TEMPO Interaktif, Padang: Penutupan 13 perusahaan tambang batubara di Sawahlunto bisa mengakibatkan daerah kehilangan pendapatan sebesar Rp 3-4 miliar setahun. Selain itu, sekitar 1.000 pekerja akan kehilangan pekerjaan.
Hari ini aktivitas penambangan dalam batubara milik 13 perusahaan di Sawahlunto mulai berhenti. Penghentian ini karena perintah Walikota Sawahlunto Amran Nur yang meminta dilakukan pengecekan lokasi tambang dan standar keselamatan kerja di 13 perusahaan tambang batubara.

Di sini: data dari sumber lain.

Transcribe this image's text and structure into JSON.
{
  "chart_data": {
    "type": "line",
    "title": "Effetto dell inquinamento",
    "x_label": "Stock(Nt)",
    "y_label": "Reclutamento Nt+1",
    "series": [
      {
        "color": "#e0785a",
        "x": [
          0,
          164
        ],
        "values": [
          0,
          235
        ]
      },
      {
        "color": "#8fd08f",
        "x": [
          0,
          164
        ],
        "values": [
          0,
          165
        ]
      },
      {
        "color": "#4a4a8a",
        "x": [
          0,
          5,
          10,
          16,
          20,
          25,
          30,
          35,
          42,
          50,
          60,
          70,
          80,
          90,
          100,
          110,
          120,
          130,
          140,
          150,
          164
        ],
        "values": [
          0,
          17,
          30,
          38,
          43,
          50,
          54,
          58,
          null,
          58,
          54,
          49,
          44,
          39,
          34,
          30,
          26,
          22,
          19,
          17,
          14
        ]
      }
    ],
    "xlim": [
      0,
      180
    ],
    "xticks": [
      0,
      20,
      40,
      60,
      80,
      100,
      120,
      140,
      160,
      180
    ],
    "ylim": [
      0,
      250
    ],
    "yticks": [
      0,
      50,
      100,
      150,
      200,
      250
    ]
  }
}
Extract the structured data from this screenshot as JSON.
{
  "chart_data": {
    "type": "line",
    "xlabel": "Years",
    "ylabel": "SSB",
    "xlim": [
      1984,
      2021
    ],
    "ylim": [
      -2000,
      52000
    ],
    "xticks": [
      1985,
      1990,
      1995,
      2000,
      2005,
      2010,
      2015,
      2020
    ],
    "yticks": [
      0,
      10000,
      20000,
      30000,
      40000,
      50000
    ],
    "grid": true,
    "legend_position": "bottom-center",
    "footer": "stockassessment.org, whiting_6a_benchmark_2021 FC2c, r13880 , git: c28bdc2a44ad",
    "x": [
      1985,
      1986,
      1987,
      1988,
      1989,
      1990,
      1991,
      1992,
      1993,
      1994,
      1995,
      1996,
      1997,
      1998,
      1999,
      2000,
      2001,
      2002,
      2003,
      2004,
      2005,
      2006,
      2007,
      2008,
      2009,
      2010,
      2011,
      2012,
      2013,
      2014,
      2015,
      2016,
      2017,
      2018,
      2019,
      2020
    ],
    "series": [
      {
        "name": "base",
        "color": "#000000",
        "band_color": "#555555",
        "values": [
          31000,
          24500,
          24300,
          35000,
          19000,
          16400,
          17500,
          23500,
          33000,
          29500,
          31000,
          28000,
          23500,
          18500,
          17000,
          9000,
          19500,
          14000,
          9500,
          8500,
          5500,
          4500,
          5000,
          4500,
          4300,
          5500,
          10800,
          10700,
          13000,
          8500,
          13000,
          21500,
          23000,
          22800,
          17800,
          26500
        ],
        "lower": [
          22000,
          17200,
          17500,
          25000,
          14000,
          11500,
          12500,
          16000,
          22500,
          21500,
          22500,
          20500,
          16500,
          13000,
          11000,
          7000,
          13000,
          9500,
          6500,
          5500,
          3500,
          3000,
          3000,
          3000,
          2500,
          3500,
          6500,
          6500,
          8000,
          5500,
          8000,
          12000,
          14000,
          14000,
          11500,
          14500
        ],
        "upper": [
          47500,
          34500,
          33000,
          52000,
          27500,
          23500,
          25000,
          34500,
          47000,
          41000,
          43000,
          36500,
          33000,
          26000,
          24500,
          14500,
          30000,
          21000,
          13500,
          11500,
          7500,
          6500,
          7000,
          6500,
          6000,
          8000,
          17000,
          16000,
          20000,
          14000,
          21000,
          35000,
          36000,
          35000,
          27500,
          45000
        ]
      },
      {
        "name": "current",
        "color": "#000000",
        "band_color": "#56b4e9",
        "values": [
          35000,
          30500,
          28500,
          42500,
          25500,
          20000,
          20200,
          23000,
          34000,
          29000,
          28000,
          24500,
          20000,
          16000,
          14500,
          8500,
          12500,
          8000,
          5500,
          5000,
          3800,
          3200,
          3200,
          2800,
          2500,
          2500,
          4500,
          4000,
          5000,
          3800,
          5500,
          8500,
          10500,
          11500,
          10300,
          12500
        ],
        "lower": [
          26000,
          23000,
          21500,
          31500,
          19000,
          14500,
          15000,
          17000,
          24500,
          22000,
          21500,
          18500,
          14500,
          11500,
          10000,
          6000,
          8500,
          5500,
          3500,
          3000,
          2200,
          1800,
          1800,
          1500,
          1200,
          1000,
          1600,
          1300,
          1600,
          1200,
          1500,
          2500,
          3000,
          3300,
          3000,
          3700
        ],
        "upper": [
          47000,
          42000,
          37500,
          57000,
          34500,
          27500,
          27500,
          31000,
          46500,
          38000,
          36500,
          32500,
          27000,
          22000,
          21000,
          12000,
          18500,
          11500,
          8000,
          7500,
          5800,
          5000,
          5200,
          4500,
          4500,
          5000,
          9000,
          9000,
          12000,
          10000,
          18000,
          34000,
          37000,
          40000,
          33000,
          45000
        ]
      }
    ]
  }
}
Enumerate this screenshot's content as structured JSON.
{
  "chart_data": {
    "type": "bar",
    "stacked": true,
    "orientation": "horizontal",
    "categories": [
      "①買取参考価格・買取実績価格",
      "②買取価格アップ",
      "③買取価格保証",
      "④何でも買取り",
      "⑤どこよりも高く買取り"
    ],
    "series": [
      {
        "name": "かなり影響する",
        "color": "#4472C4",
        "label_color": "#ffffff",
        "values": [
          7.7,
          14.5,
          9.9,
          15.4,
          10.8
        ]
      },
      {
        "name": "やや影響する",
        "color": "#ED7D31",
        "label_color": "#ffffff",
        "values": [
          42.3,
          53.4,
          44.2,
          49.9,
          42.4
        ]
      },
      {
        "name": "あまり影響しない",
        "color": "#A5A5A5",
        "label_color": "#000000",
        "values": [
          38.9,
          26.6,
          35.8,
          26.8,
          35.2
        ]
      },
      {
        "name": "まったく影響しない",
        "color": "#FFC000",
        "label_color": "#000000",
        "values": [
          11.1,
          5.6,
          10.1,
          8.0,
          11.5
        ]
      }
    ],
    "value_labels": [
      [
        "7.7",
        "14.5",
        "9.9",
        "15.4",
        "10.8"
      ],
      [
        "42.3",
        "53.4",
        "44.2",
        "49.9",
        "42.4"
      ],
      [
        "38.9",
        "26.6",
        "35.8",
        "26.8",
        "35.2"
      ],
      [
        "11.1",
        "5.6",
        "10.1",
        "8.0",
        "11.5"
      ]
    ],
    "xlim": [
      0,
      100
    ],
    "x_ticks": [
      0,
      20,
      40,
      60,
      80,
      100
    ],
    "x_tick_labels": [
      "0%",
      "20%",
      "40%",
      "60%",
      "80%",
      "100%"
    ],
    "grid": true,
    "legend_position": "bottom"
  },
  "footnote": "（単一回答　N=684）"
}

Kepala Dinas Pertambangan, Industri, Perdagangan dan Koperasi Syafriwal mengatakan hari ini tidak ada lagi aktivitas tambang dalam sampai ada pengecekan standar keselamatan perusahaan tambang dan sampai perusahaan tambang melengkapi peralatan keselamatan kerja di tambang miliknya.
Ia mengakui dengan penutupan ini memang akan banyak berpengaruh terutama pada pendapatan negara dari restribusi perusahaan tambang. Selain itu banyak masyarakat yang akan kehilangan pekerjaan. Namun ini dilakukan demi keselamatan.
“Keselamatan lebih utama dibandingkan ratusan juta pendapatan untuk daerah dari restribusi, kita harapkan perusahaan tambang ini setelah dicek segera melengkapi kelengkapan standar keselamatannya, memperbaiki fasilitas tambangnya agar bisa segera beroperasi kembali,” kata Syafriwal.
Ia mengatakan, 13 perusahaan Penambangan batu bara si Sawahlunto memiliki izin kuasa penambangan untuk lahan seluas 4.000 hektare. Tambang itu meliputi tambang dalam dan tambang luar. Mereka memperkerjakan sekitar seribu penambang.
Kontribusi perusahaan pertambngan untuk megara menurut Syafriwal sudah diatur undang-undang. Setiap ton batu bara yang terjual yang kalorinya di atas 6.000 kalori diberikan hasilnya tujuh persen ke negara. Sedangkan dibawah 6.000 harus bayar lima persen yang disetor ke Departemen Keuangan.
“Pembagian hasilnya 20 persen untuk pemerintah pusat, 16 persen pemerintah provinsi, 32 persen daerah penghasil, 32 persen untuk kabupaten tetangga di sekitarnya. Dari hitungan ini kontribusi perusahaan tambang untuk PAD Sawahlunto sekitar Rp 2-3 miliar per tahun,” kata Syafriwal.
Ia berharap perusahaan tambang segera memenuhi standar keselamatan kerja agar bisa cepat beroperasi sehingga meminimalkan kerugian yang akan ditanggung. Terutama pendapatan seribu penambang yang bekerja di perusahaan itu.